See my comment on #499.
I'm gonna keep the discussion here.
I'm under the impression that updating every repo's information on a fixed interval of hours is a great way to use up API calls and induce a greater burden on GitHub's API than is necessary
Maybe, but putting an update behind a search really doesn't solve the problem either. Searching for a repo isn't the only way repos are seen.
Yes, but find_repo
doesn't only get called when repos are searched for.
Was this ever resolved? I just had to perform an override on our repo, https://github.com/EBWiki/EBWiki, and now it shows up correctly as a Ruby repo in Github. However, it has not updated on CodeTriage.
For ebwiki they updated it in github but we do not sync. I manually updated their value. We should look into either periodically refreshing the information, or implementing some kind of a way to trigger a refresh.
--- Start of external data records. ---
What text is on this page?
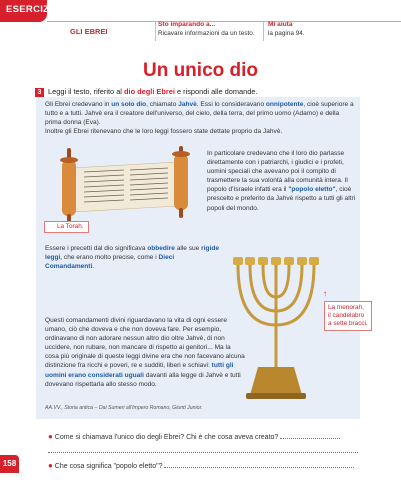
ESERCIZI
GLI EBREI
Sto imparando a...
Ricavare informazioni da un testo.
Mi aiuta
la pagina 94.
Un unico dio
3 Leggi il testo, riferito al dio degli Ebrei e rispondi alle domande.
Gli Ebrei credevano in un solo dio, chiamato Jahvè. Essi lo consideravano onnipotente, cioè superiore a tutto e a tutti. Jahvè era il creatore dell'universo, del cielo, della terra, del primo uomo (Adamo) e della prima donna (Eva).
Inoltre gli Ebrei ritenevano che le loro leggi fossero state dettate proprio da Jahvè.
La Torah.
In particolare credevano che il loro dio parlasse direttamente con i patriarchi, i giudici e i profeti, uomini speciali che avevano poi il compito di trasmettere la sua volontà alla comunità intera. Il popolo d'Israele infatti era il "popolo eletto", cioè prescelto e preferito da Jahvè rispetto a tutti gli altri popoli del mondo.
Essere i precetti dal dio significava obbedire alle sue rigide leggi, che erano molto precise, come i Dieci Comandamenti.
Questi comandamenti divini riguardavano la vita di ogni essere umano, ciò che doveva e che non doveva fare. Per esempio, ordinavano di non adorare nessun altro dio oltre Jahvè, di non uccidere, non rubare, non mancare di rispetto ai genitori... Ma la cosa più originale di queste leggi divine era che non facevano alcuna distinzione fra ricchi e poveri, re e sudditi, liberi e schiavi: tutti gli uomini erano considerati uguali davanti alla legge di Jahvè e tutti dovevano rispettarla allo stesso modo.
↑
La menorah, il candelabro a sette bracci.
AA.VV., Storia antica – Dai Sumeri all'Impero Romano, Giunti Junior.
● Come si chiamava l'unico dio degli Ebrei? Chi è che cosa aveva creato?
● Che cosa significa "popolo eletto"?
158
For ebwiki they updated it in github but we do not sync. I manually updated their value. We should look into either periodically refreshing the information, or implementing some kind of a way to trigger a refresh.
I manually updated ebiwiki
and getlantern/lantern
.
We should keep the issue open until we implement a better syncing/refresh feature.
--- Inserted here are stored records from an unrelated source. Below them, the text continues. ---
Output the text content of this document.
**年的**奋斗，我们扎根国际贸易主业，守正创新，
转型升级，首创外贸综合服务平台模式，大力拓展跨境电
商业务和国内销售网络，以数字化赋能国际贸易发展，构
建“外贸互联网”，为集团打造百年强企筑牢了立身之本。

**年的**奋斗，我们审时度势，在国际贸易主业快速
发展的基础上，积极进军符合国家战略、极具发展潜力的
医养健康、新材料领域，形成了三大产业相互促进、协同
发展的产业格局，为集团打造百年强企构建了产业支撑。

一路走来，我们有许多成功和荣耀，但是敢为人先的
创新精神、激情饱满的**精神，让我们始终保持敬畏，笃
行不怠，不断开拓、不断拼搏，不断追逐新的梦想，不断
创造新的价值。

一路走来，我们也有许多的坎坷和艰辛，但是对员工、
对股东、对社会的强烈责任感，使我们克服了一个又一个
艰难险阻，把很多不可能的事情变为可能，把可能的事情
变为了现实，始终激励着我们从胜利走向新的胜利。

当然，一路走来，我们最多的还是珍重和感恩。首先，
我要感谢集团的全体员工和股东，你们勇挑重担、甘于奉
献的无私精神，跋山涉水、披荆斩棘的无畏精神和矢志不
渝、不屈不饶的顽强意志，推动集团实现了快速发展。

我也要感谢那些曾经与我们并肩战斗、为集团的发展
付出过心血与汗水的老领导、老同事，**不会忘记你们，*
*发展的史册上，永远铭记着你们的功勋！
I think it would be good to have some type of sync button to allow a person to implement pulling data from Github. I think the question is just where on the page you'd want to have it - a message at the top with the button that the user can close if they desire? At the bottom? I'd be interested to know what y'all think.
@schneems I just made linguist
ignore some vendored files so that gollum is now correctly displayed as being a ruby
project rather than a JS one. Since this issue is still open I assume you still have to manually update this on CodeTriage, or should I do so myself somehow?
/cc @bartkamphorst
ping @schneems
CodeTriage lists Lantern (https://www.codetriage.com/getlantern/lantern) as Java instead of Go.
Repo Link: https://github.com/getlantern/lantern